The Ganges was built in India in
1794. She arrived at Portsmouth on 15 October 1796 to make ready
for the voyage to Australia.
Prisoners to be transported on the
Ganges came from counties throughout England - Sussex,
Warwick, York, Worcester, Stafford, Surrey etc., and many were
probably held on one of the hulks to await transportation.
The Ganges was was one of
the first convict ships inspected at Portsmouth by Sir James
Fitzpatrick, the Home Department's surgeon-general. He later
sent a report to Under Secretary King......
Fitzpatrick to Under Secretary King. Sir, Portsmouth, 23rd
.........Your manner of
receiving me when embarked on the part of a poor miserable
convict emboldens me to state to you, for his Grace the Duke of
Portland's information, the matters which have been done here,
and those which I pray may be done at Cork, for Health of the
accommodation and health of the convicts embarked on board the
Ganges. My first object was, in as much as the mode of the
original fitting of the ship would allow, to favour the
perpetual admission of as much pure air as possible. Then it
became my concern to pay that attention to the poor women, which
their conduct deserved, by placing them under the protection of
their husbands, their merit in a conjugal sense being nearly
unparrelled, sacrificing their all, and subjecting themselves to
an ignominious banishment, thereby fulfilling the great and
essential obligation of the marriage vow. I railed off a part of
the vessel where the convicts were confined and allotted it to
the married men, their partners, and innocent orphans. By this
alteration the poor women, in place of being subject (as they
were before) to the insult of the ship's crew and the military
guard, are now protected, and the space which they inhabited is
now converted into an hospital apartment, well aired. I put on
board ventilators and water-purifiers, also vitriol and nitre
for fumigation, and such medicines as were required by Mr.
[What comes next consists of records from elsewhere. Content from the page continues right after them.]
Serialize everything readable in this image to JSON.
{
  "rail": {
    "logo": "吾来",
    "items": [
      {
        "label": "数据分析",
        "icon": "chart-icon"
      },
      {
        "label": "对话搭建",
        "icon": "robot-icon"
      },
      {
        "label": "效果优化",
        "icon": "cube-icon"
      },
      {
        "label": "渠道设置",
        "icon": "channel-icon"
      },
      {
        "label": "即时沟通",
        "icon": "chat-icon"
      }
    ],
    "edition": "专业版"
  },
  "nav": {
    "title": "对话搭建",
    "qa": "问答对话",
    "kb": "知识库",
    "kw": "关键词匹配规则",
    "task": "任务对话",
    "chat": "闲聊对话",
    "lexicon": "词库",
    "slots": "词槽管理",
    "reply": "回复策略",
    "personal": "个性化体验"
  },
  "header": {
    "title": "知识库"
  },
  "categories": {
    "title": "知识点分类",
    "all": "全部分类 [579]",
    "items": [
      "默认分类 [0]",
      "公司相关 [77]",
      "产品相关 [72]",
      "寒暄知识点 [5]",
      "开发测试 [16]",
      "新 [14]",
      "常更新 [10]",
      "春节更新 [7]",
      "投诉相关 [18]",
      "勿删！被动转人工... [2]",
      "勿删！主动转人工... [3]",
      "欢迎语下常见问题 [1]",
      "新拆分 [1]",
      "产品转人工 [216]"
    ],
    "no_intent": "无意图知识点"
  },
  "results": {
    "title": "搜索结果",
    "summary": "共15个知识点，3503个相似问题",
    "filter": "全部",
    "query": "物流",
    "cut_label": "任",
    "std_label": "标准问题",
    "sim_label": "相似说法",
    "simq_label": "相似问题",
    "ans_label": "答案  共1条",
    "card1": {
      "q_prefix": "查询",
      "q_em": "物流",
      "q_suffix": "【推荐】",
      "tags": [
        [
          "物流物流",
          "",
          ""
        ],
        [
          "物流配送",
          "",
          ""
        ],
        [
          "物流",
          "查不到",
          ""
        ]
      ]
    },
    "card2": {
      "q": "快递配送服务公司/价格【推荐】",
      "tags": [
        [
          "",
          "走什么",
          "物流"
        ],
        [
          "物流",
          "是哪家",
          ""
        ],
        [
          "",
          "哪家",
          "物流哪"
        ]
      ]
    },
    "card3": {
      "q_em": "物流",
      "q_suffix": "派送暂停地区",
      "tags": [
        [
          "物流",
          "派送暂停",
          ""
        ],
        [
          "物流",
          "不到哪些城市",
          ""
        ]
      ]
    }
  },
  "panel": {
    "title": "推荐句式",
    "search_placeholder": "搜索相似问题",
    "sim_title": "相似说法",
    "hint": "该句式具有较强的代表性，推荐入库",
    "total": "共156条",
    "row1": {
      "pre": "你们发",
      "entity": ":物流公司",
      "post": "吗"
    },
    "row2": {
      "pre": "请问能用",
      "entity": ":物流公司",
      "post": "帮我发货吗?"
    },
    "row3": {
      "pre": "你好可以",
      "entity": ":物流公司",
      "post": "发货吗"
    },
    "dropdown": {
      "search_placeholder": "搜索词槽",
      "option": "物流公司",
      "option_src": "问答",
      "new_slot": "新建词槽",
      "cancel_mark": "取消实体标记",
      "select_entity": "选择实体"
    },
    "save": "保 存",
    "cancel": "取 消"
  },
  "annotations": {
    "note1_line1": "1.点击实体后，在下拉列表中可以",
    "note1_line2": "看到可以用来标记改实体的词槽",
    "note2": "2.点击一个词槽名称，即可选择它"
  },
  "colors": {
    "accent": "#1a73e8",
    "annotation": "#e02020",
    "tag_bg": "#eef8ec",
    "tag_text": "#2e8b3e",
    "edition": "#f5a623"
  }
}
The Ganges departed England on 10th December
1796 and arrived in Port Jackson on 2 June 1797 (1).
There were only two convict ships arriving in New South Wales in
1797. The convicts of the Ganges arrived in better
health than those of the Irish convicts of the Britannia,
however some were suffering greatly with scurvy. There were
several mechanics (skilled) men amongst them and it was hoped
they would prove useful for the colony. John Stoneham age 14
tried in Middlesex; William Williams tried in London age 14;
Richard Willis age 14 from Cambridge and Michael Parker tried in
Middlesex age 15 were the youngest prisoners on board.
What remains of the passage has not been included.